Apenas com esse ajuste, o sistema, que suportava por volta de 280 óbitos por dia, conseguiu se ajustar para atender uma demanda de 400 óbitos.
A análise da comissão sugeriu ainda outras medidas, como a ampliação do funcionamento dos cemitérios por 24h por dia e o uso de refletores para sua iluminação.
A experiência foi relatada no artigo Managing funerary systems in the pandemic: lessons learned and an application of a scenario simulation in São Paulo City, Brazil (Gestão de sistemas funerários na pandemia: lições aprendidas e aplicação de uma simulação de cenário na cidade de São Paulo, Brasil, em tradução livre), publicado no Journal of Humanitarian Logistics and Supply Chain Management.
A simulação de eventos discretos (SED), explica o professor, é uma técnica relativamente simples e amplamente aplicada na indústria para simular desde linhas de produção até a dinâmica de filas de bancos. “O destaque do artigo foi para a inovação do tema, uma vez que na literatura não havia trabalhos sobre a SED aplicada ao sistema funerário”, afirma.
As ações sugeridas à prefeitura pelo grupo também incluíram também a otimização da dinâmica de transporte, a redução do período de duração dos velórios para óbitos não relacionados à Covid-19 de 24 horas para uma hora, além da já mencionada obrigatoriedade da realização de velórios e sepultamentos no mesmo cemitério.
Segundo a prefeitura, outras medidas preparatórias também incluíram a contratação de 220 sepultadores para auxiliar os profissionais efetivos, o adiantamento da compra de 38 mil urnas funerárias e a locação de mais de 20 carros para o transporte funerário e mais 12 carros cedidos pelo IML (Instituto Médico Legal) e SVO (Serviço de Verificação de Óbito).

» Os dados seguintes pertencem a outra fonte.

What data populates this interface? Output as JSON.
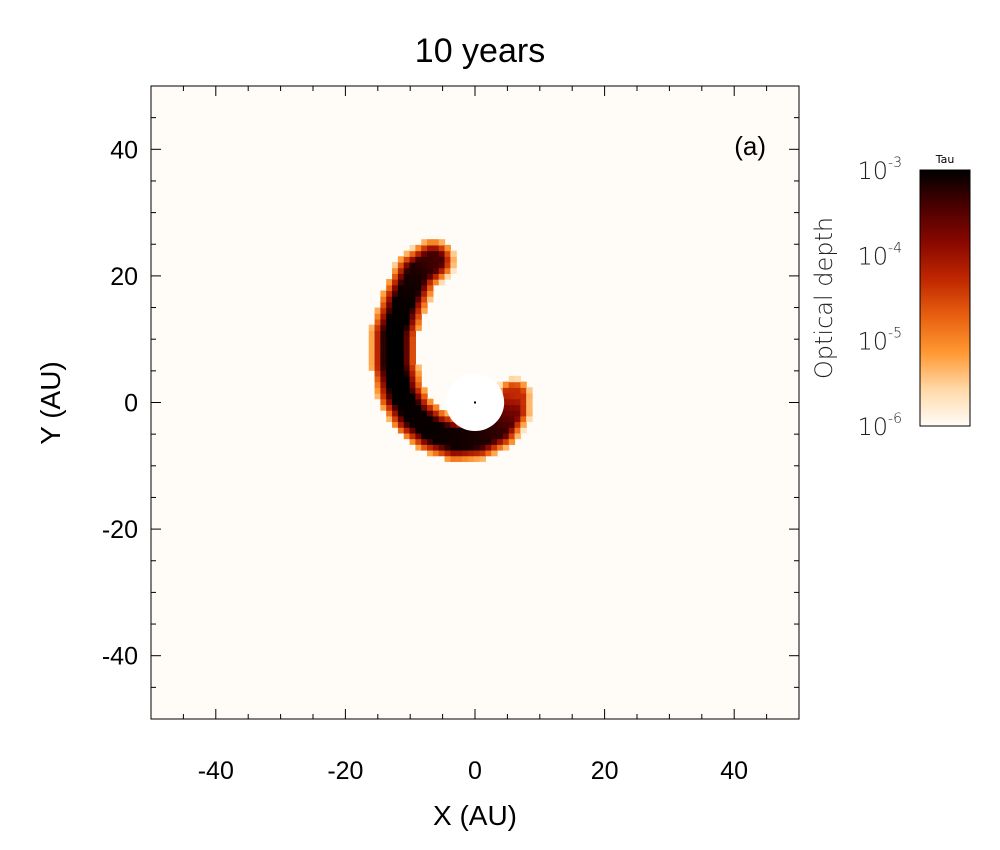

O convite para integrar a comissão surgiu de um relacionamento anterior que o câmpus da Unesp em São José dos Campos estabeleceu com a Defesa Civil, para quem é oferecido anualmente um curso de extensão em logística aplicada a operações humanitárias e desastres naturais.
“Essa interação é importante não apenas em momento de crise, mas também em períodos de tranquilidade. Muitas vezes numa crise as demandas surgem muito rápido e não há tempo de procurar alguém. Então você busca as parcerias que já estão estabelecidas”, destaca o pesquisador.
A princípio, a demanda colocada em março, nos primeiros momentos da pandemia, era montar a logística para abastecimento humanitário de populações vulneráveis no estado de São Paulo, uma área em que Irineu atua internacionalmente. Contudo, entre março e abril surgiram as primeiras notícias de colapso no sistema funerário na região da Lombardia, na Itália, e depois em Guaiaquil, no Equador. As notícias estimularam a formação da comissão multidisciplinar para analisar a capacidade funerária do município e prepará-la para um provável aumento dos óbitos. Além de acadêmicos, também integraram o grupo representantes da Polícia Militar, do Instituto Médico Legal (IML), subordinado à Polícia Civil, da secretaria da Saúde, do Exército e Aeronáutica e do serviço funerário da cidade.
A rápida formação da comissão e o diálogo entre seus membros é apontado pelo professor como um dos principais fatores para a resposta eficiente do sistema funerário do município. Nos primeiros meses, o grupo se reunia duas vezes por semana para monitoramento dos dados da pandemia e atualização do modelo. “Quando falamos em desastres como inundações e deslizamentos de terra, já existem equipes treinadas e equipamento disponível para ação. No caso da pandemia, nós não estávamos preparados. Aprendemos na marra, trocando o pneu com o carro andando”, explica o docente da Unesp.